Domingo, lunes, martes, miércoles y jueves, encerrado en reclusión,
bien disciplinado. Viernes por la mañana, comprendo en seguida la seriedad de
mi compromiso. Veo mi puerta y ya son las 5. Me faltan horas para poder
escribir más. Me pregunto si llamarás, me pregunto si es sensato rechazar toda
invitación para el sábado. Mi habitación, que he tratado que tenga el calor
humano que en mi casa se me dio cuando de niño, ahora es una reclusión, casa de
castigo como si hubiera cometido delito y condenado a prisión estuviera. No
está prohibido fumar, pero no puedo… aun cuando el cigarro tenga la humedad de
tus labios, no tengo esa destreza. No está prohibido hablar, pero cierro el
pico porque solo quiero hablar contigo. Telefonear es muy riesgoso, podrías
sentir mi desesperación y me castigarías muy duro: un año sin verte.
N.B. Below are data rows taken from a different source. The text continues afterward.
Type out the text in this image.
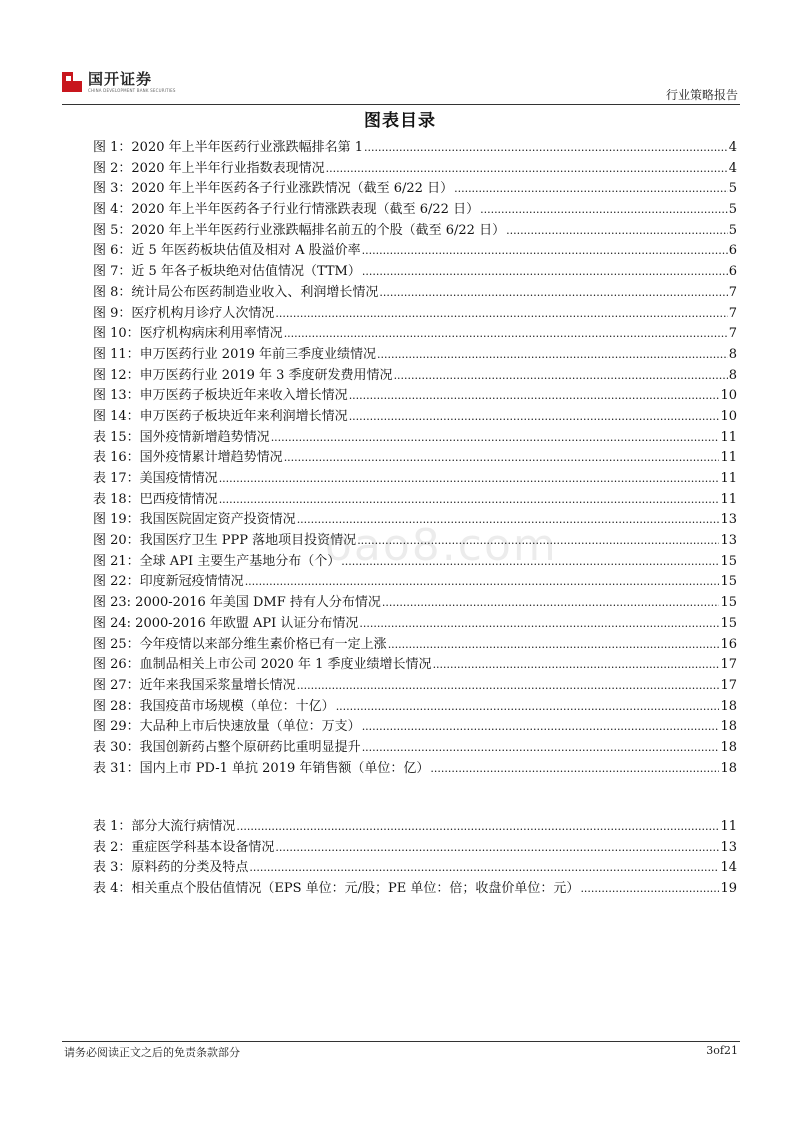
国开证券
CHINA DEVELOPMENT BANK SECURITIES	行业策略报告
图表目录
oao8.com
图 1：2020 年上半年医药行业涨跌幅排名第 1 .....	4
图 2：2020 年上半年行业指数表现情况 .....	4
图 3：2020 年上半年医药各子行业涨跌情况（截至 6/22 日） .....	5
图 4：2020 年上半年医药各子行业行情涨跌表现（截至 6/22 日） .....	5
图 5：2020 年上半年医药行业涨跌幅排名前五的个股（截至 6/22 日） .....	5
图 6：近 5 年医药板块估值及相对 A 股溢价率 .....	6
图 7：近 5 年各子板块绝对估值情况（TTM） .....	6
图 8：统计局公布医药制造业收入、利润增长情况 .....	7
图 9：医疗机构月诊疗人次情况 .....	7
图 10：医疗机构病床利用率情况 .....	7
图 11：申万医药行业 2019 年前三季度业绩情况 .....	8
图 12：申万医药行业 2019 年 3 季度研发费用情况 .....	8
图 13：申万医药子板块近年来收入增长情况 .....	10
图 14：申万医药子板块近年来利润增长情况 .....	10
表 15：国外疫情新增趋势情况 .....	11
表 16：国外疫情累计增趋势情况 .....	11
表 17：美国疫情情况 .....	11
表 18：巴西疫情情况 .....	11
图 19：我国医院固定资产投资情况 .....	13
图 20：我国医疗卫生 PPP 落地项目投资情况 .....	13
图 21：全球 API 主要生产基地分布（个） .....	15
图 22：印度新冠疫情情况 .....	15
图 23: 2000-2016 年美国 DMF 持有人分布情况 .....	15
图 24: 2000-2016 年欧盟 API 认证分布情况 .....	15
图 25：今年疫情以来部分维生素价格已有一定上涨 .....	16
图 26：血制品相关上市公司 2020 年 1 季度业绩增长情况 .....	17
图 27：近年来我国采浆量增长情况 .....	17
图 28：我国疫苗市场规模（单位：十亿） .....	18
图 29：大品种上市后快速放量（单位：万支） .....	18
表 30：我国创新药占整个原研药比重明显提升 .....	18
表 31：国内上市 PD-1 单抗 2019 年销售额（单位：亿） .....	18
表 1：部分大流行病情况 .....	11
表 2：重症医学科基本设备情况 .....	13
表 3：原料药的分类及特点 .....	14
表 4：相关重点个股估值情况（EPS 单位：元/股；PE 单位：倍；收盘价单位：元） .....	19
请务必阅读正文之后的免责条款部分	3of21
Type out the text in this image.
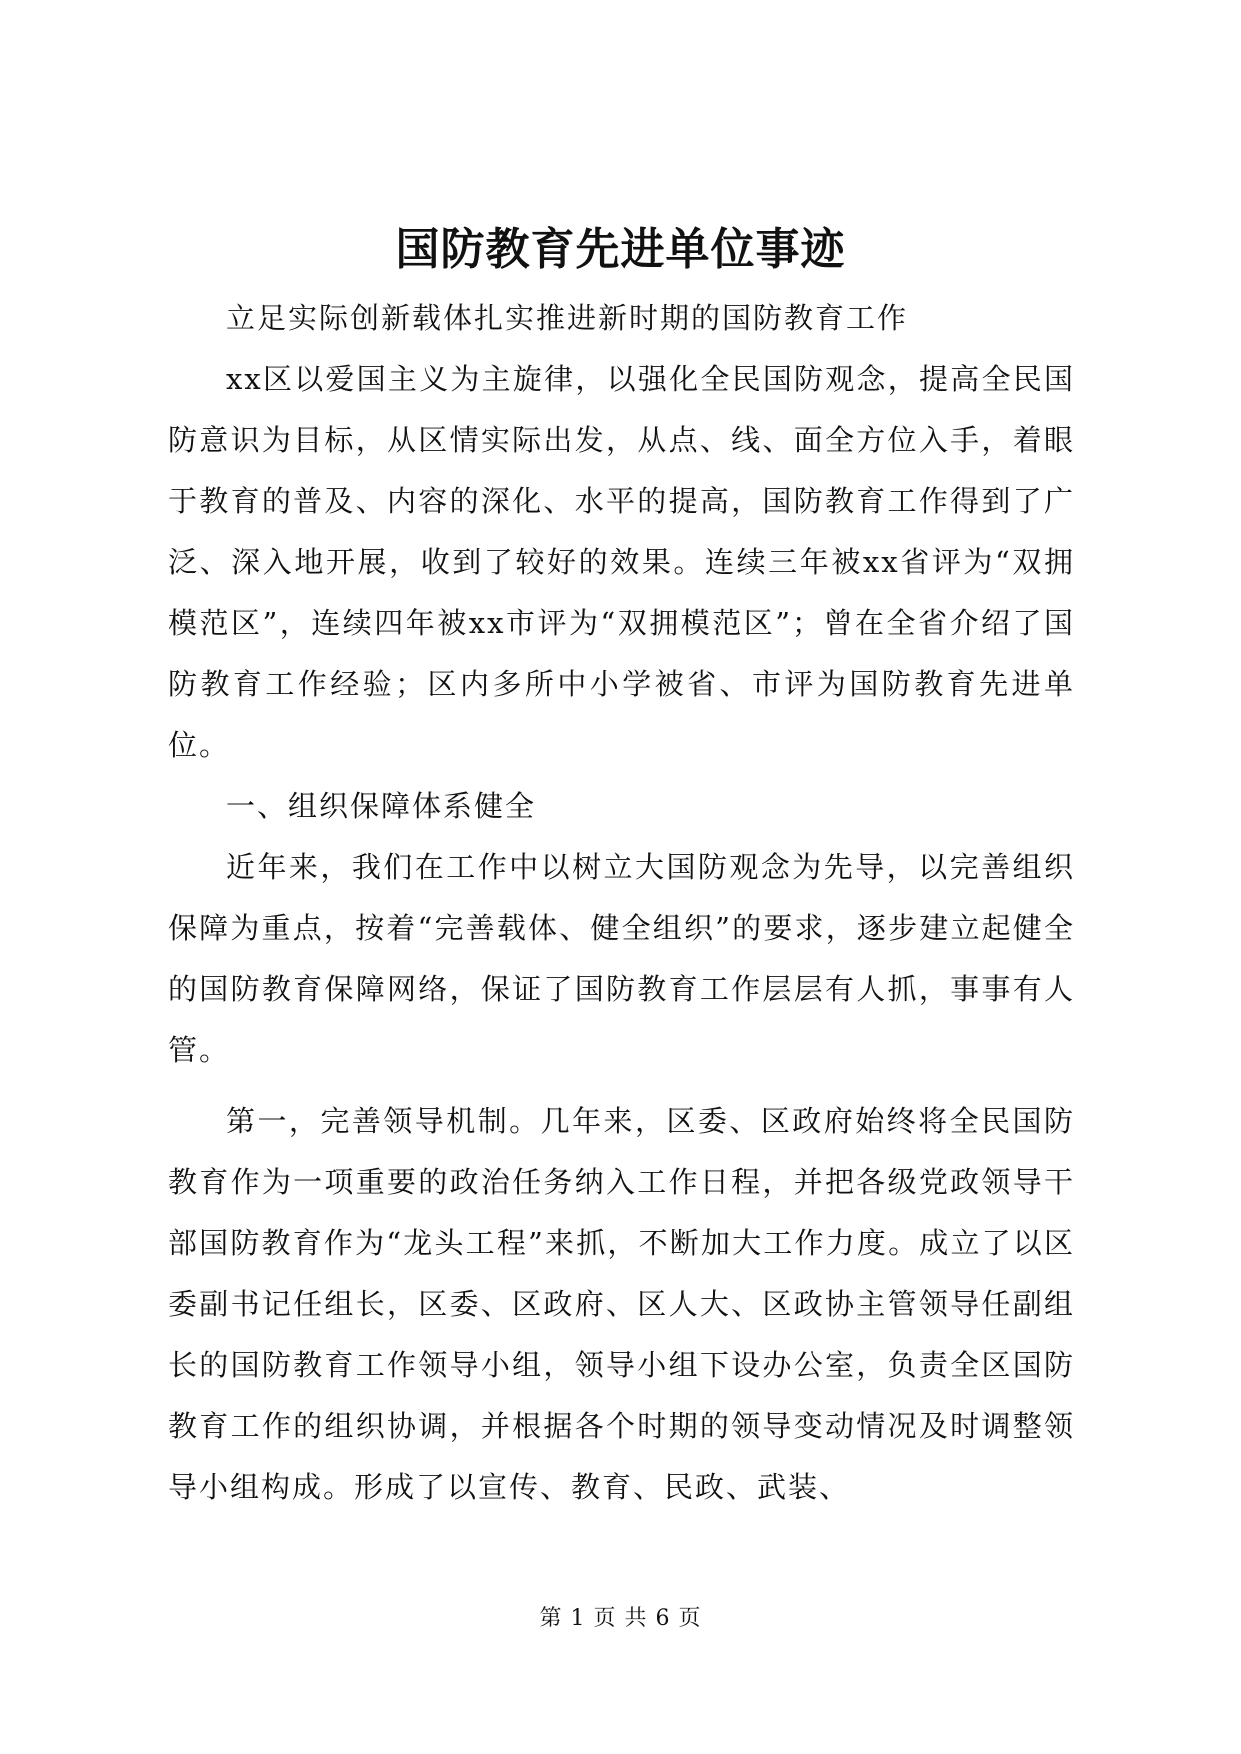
国防教育先进单位事迹

立足实际创新载体扎实推进新时期的国防教育工作

xx区以爱国主义为主旋律，以强化全民国防观念，提高全民国防意识为目标，从区情实际出发，从点、线、面全方位入手，着眼于教育的普及、内容的深化、水平的提高，国防教育工作得到了广泛、深入地开展，收到了较好的效果。连续三年被xx省评为“双拥模范区”，连续四年被xx市评为“双拥模范区”；曾在全省介绍了国防教育工作经验；区内多所中小学被省、市评为国防教育先进单位。

一、组织保障体系健全

近年来，我们在工作中以树立大国防观念为先导，以完善组织保障为重点，按着“完善载体、健全组织”的要求，逐步建立起健全的国防教育保障网络，保证了国防教育工作层层有人抓，事事有人管。

第一，完善领导机制。几年来，区委、区政府始终将全民国防教育作为一项重要的政治任务纳入工作日程，并把各级党政领导干部国防教育作为“龙头工程”来抓，不断加大工作力度。成立了以区委副书记任组长，区委、区政府、区人大、区政协主管领导任副组长的国防教育工作领导小组，领导小组下设办公室，负责全区国防教育工作的组织协调，并根据各个时期的领导变动情况及时调整领导小组构成。形成了以宣传、教育、民政、武装、

第 1 页 共 6 页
Entonces, llega sábado, me produce un efecto raro ver al
frente una iglesia. Inquieto asomo por las cortinas para que no me veas, me
resulta raro porque justo ha comenzado a solear y me da ánimo para ser feliz,
pero tengo miedo de pensar que puedo ser feliz, es una sensación triste y dulce
a la vez. Me deprimo, me alegro, me pongo optimista, me desaliento. La
impresión es horrible ya son las cinco y no llamas… necesitaré meses para
acostumbrarme.
Más tarde, ya son las siete, las ocho… ya no tengo esperanza…
mejor sigo escribiendo. Un día más son veinticuatro horas. Sí, puede ser, está
timbrando… es el número. Me estás llamando.